Yes, you are right about those items certainly but when the market tanks indexers lose just like everybody else.
People who have not experienced severe market crashes in the past are in for a shock when it happens to them. It's an emotional experience.
Thus the smart practice of allocating investments between equities and bonds/cash. It's seems stupid when the market is climbing to hold low performing investments.
When the market tanks you are glad you did.
If you have been reading my posts in this and other investment threads, I have said many times it's highly advisable to allocate:
A portion to a US total stock market index fund,
A portion to an Intentional total stock market index fund, and
A portion to a US total
bond market index fund.
Contribute monthly, weekly or bi-weekly to these funds, rain or shine.

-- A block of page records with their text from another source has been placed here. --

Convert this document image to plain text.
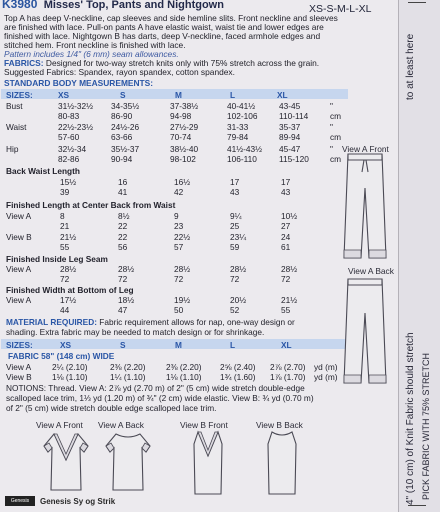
K3980 Misses' Top, Pants and Nightgown	XS-S-M-L-XL
Top A has deep V-neckline, cap sleeves and side hemline slits. Front neckline and sleeves
are finished with lace. Pull-on pants A have elastic waist, waist tie and lower edges are
finished with lace. Nightgown B has darts, deep V-neckline, faced armhole edges and
stitched hem. Front neckline is finished with lace.
Pattern includes 1/4" (6 mm) seam allowances.
FABRICS: Designed for two-way stretch knits only with 75% stretch across the grain.
Suggested Fabrics: Spandex, rayon spandex, cotton spandex.
STANDARD BODY MEASUREMENTS:
SIZES:	XS	S	M	L	XL
Bust	31½-32½ 34-35½	37-38½	40-41½	43-45	"
80-83	86-90	94-98	102-106	110-114	cm
Waist	22½-23½ 24½-26	27½-29	31-33	35-37	"
57-60	63-66	70-74	79-84	89-94	cm
Hip	32½-34	35½-37	38½-40	41½-43½ 45-47	"
82-86	90-94	98-102	106-110	115-120	cm
Back Waist Length
15½	16	16½	17	17
39	41	42	43	43
Finished Length at Center Back from Waist
View A	8	8½	9	9¼	10½
21	22	23	25	27
View B	21½	22	22½	23¼	24
55	56	57	59	61
Finished Inside Leg Seam
View A	28½	28½	28½	28½	28½
72	72	72	72	72
Finished Width at Bottom of Leg
View A	17½	18½	19½	20½	21½
44	47	50	52	55
MATERIAL REQUIRED: Fabric requirement allows for nap, one-way design or
shading. Extra fabric may be needed to match design or for shrinkage.
SIZES:	XS	S	M	L	XL
FABRIC 58" (148 cm) WIDE
View A	2¼ (2.10)	2⅜ (2.20) 2⅜ (2.20) 2⅝ (2.40) 2⅞ (2.70) yd (m)
View B 1⅛ (1.10)	1¼ (1.10) 1⅛ (1.10) 1¾ (1.60) 1⅞ (1.70) yd (m)
NOTIONS: Thread. View A: 2⅞ yd (2.70 m) of 2" (5 cm) wide stretch double-edge
scalloped lace trim, 1⅓ yd (1.20 m) of ¾" (2 cm) wide elastic. View B: ¾ yd (0.70 m)
of 2" (5 cm) wide stretch double edge scalloped lace trim.
View A Front
View A Back
View A Front View A Back	View B Front	View B Back
to at least here
4" (10 cm) of Knit Fabric should stretch PICK FABRIC WITH 75% STRETCH
Genesis	Genesis Sy og Strik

Contribute as much as possible.
Rebalance once a year, on a preset date, to bring your allocations back to target. That means if your target is 30% US stocks and they've grown to 50%, sell 20% and buy more of the International stock index fund , or the US bond market index fund, or both.
Do this long term, 20 to 30 years.
Keep 3 to 12 months worth of expenses or income in
a high yield savings account, an Emergency Fund. How many months you keep, and whether it's expenses or income depends on personal preference, situation, and risk tolerance. You can even do a CD ladder if you have plenty of money there and know you won't need it for a long time.
Not sure what you mean by "stupid when the market is climbing to hold low performing investments." Sounds like market timing to me, and like you're suggesting selling low (low performing investments) and buying high(high performing investment).
How do you know the low performing investment won't climb as soon as yo sell it? How do you know the high performing investment won't crash as soon as you buy it? Nobody knows nothing. You've said it yourself.
Dollar-cost averaging and re-balancing once a year help the passive investor insure buying low and selling high.